Senate Majority Leader John Thune slammed Democratic opposition to moving a FISA reauthorization as “a terribly irresponsible position,” and he’s right to be fired up — because this isn’t abstract policy theater. It’s a fight over Section 702, the surveillance tool that U.S. intelligence agencies say helps stop attacks and track terrorists, and it just ran into a brick wall in the Senate.
What happened on the floor
The motion to begin debate on a House-passed vehicle to reauthorize Section 702 failed 47–52, after every Democrat but Sen. John Fetterman voted against it and seven Republicans — Sens. Josh Hawley, John Kennedy, Mike Lee, Rand Paul, Eric Schmitt, Rick Scott and Tommy Tuberville — joined them. The result means Section 702 now faces expiry unless Congress acts again; Majority Leader Thune said the Senate will “take another run” at it. This procedural loss was driven not just by abstract civil-liberties concerns but by a very real political snag: President Donald Trump’s appointment of Bill Pulte as acting Director of National Intelligence.

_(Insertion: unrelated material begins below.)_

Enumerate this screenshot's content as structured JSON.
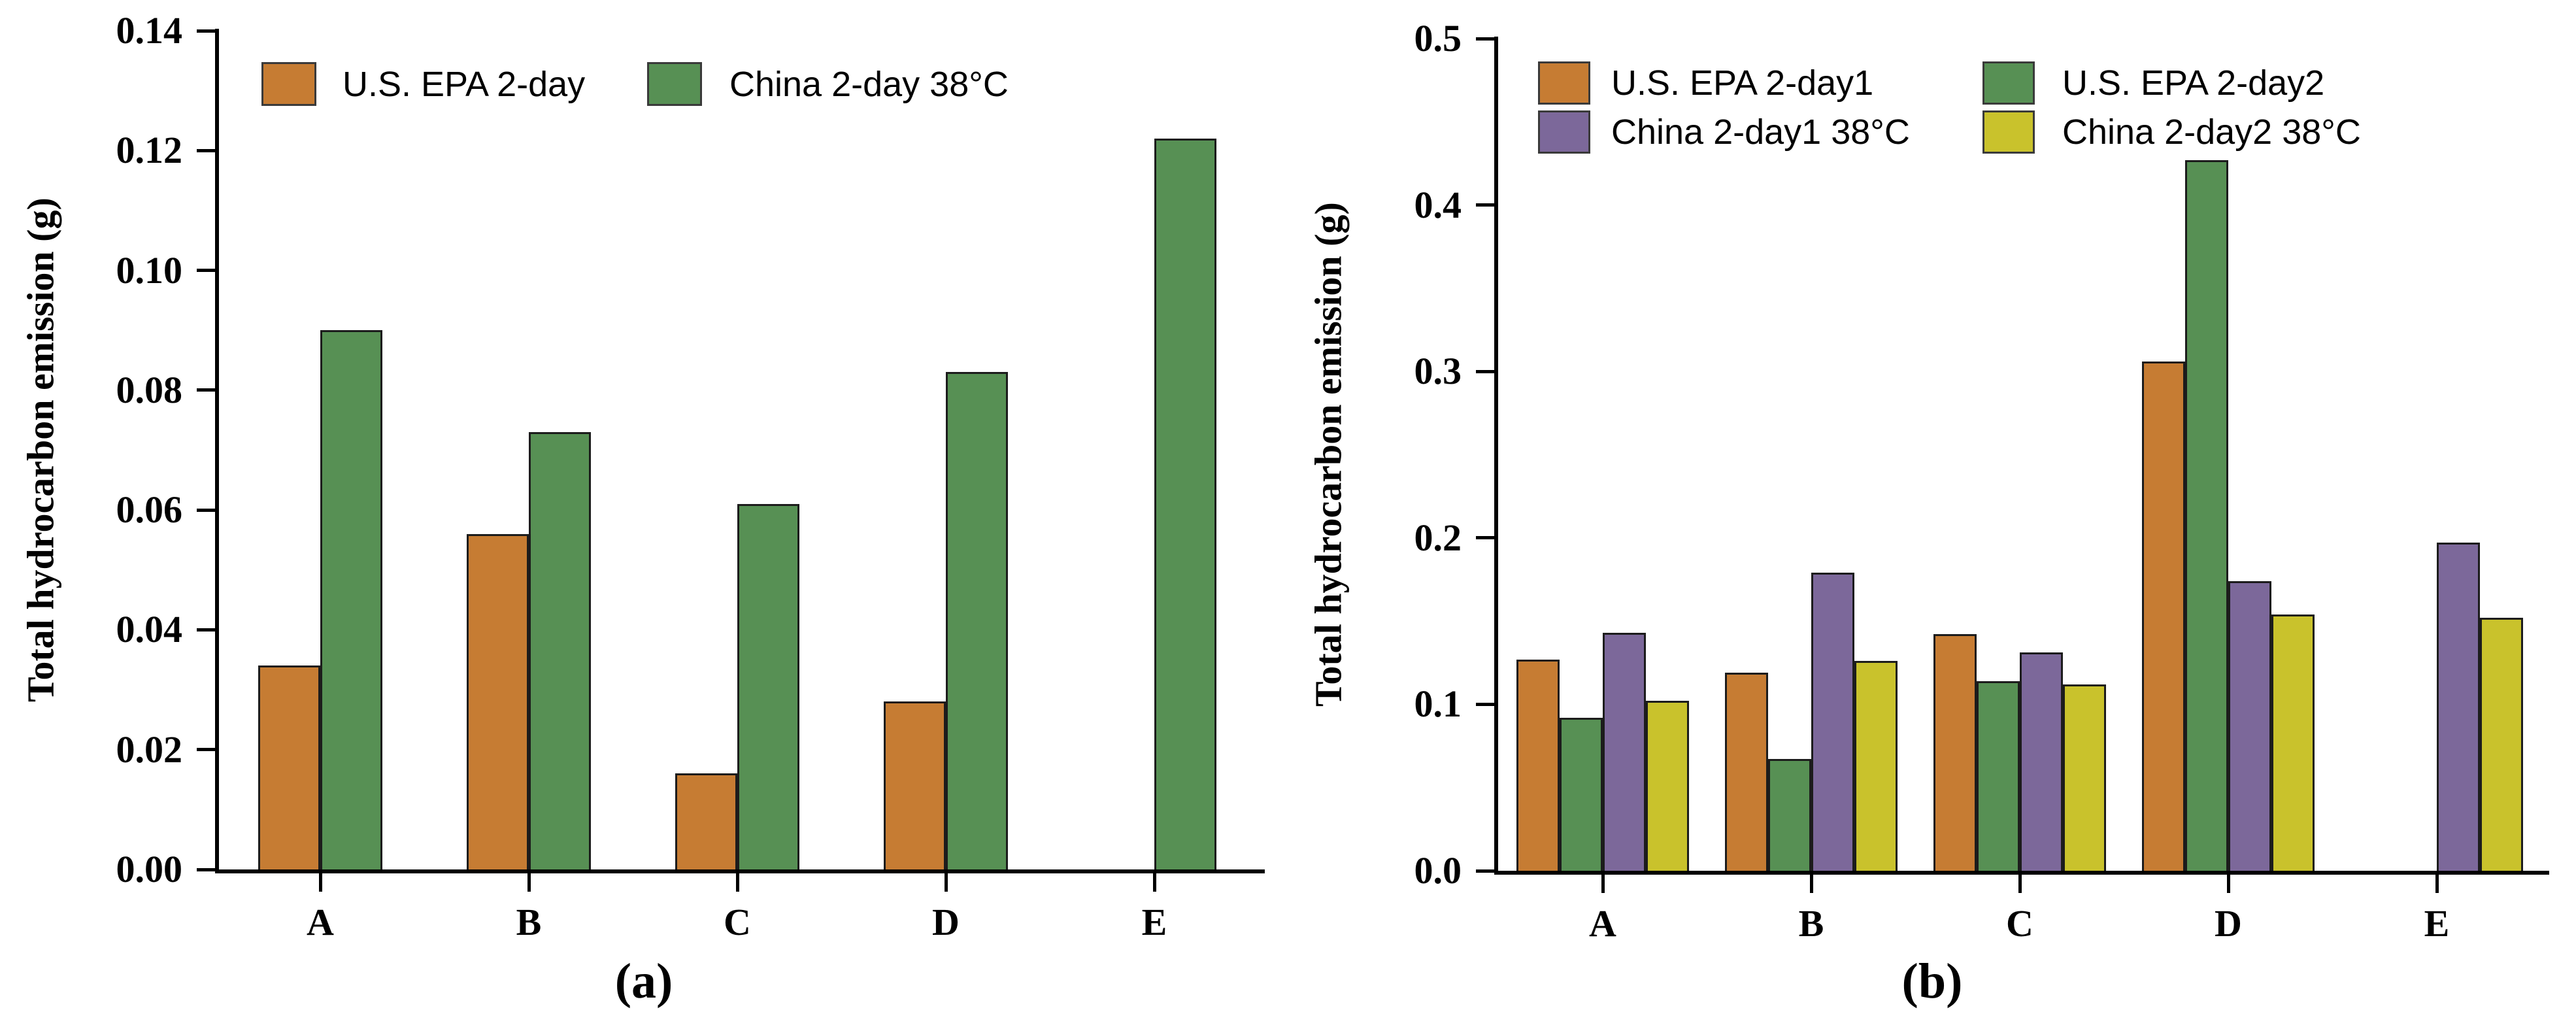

Why this matters — not for lawyers, for Americans
Section 702 lets agencies collect foreign communications without individualized warrants and yields the “incidental” Americans’ data that can be queried later. Lose that authority and the intelligence community says some collection and query tools will pause or change — and agencies warn that could complicate counterterrorism and real-time threat response. Picture local households: the same surveillance threads that help map foreign plots against American targets are often cited in preventing attacks here at home; when lawmakers play chicken with that tool, ordinary citizens pay the price in risk and in the fog of less information.
Pulte, politics, and the strange bedfellows of surveillance
Democrats argued they won’t give expanded spy powers while the intelligence apparatus is effectively run by a politically controversial housing-agency official with no known intel background. That objection attracted a handful of conservative Republicans who are rightly wary of unchecked surveillance. Thune called delaying reauthorization “terribly irresponsible,” saying the package included reforms and that the country shouldn’t be left exposed because of a personnel fight — but politics, not principle, is doing the driving here.
There’s a larger picture: tensions with Iran spiked after an American AH‑64 Apache was downed near the Strait of Hormuz and the U.S. struck back, and national-security messaging matters in an election year. If Congress keeps tying our spy tools to political horse-trading, we risk either handing too much power to unvetted actors or hobbling the agencies that protect us. Which is the worse gamble — leaving gaps in intelligence capacity or trusting those gaps to get fixed in the middle of the next crisis?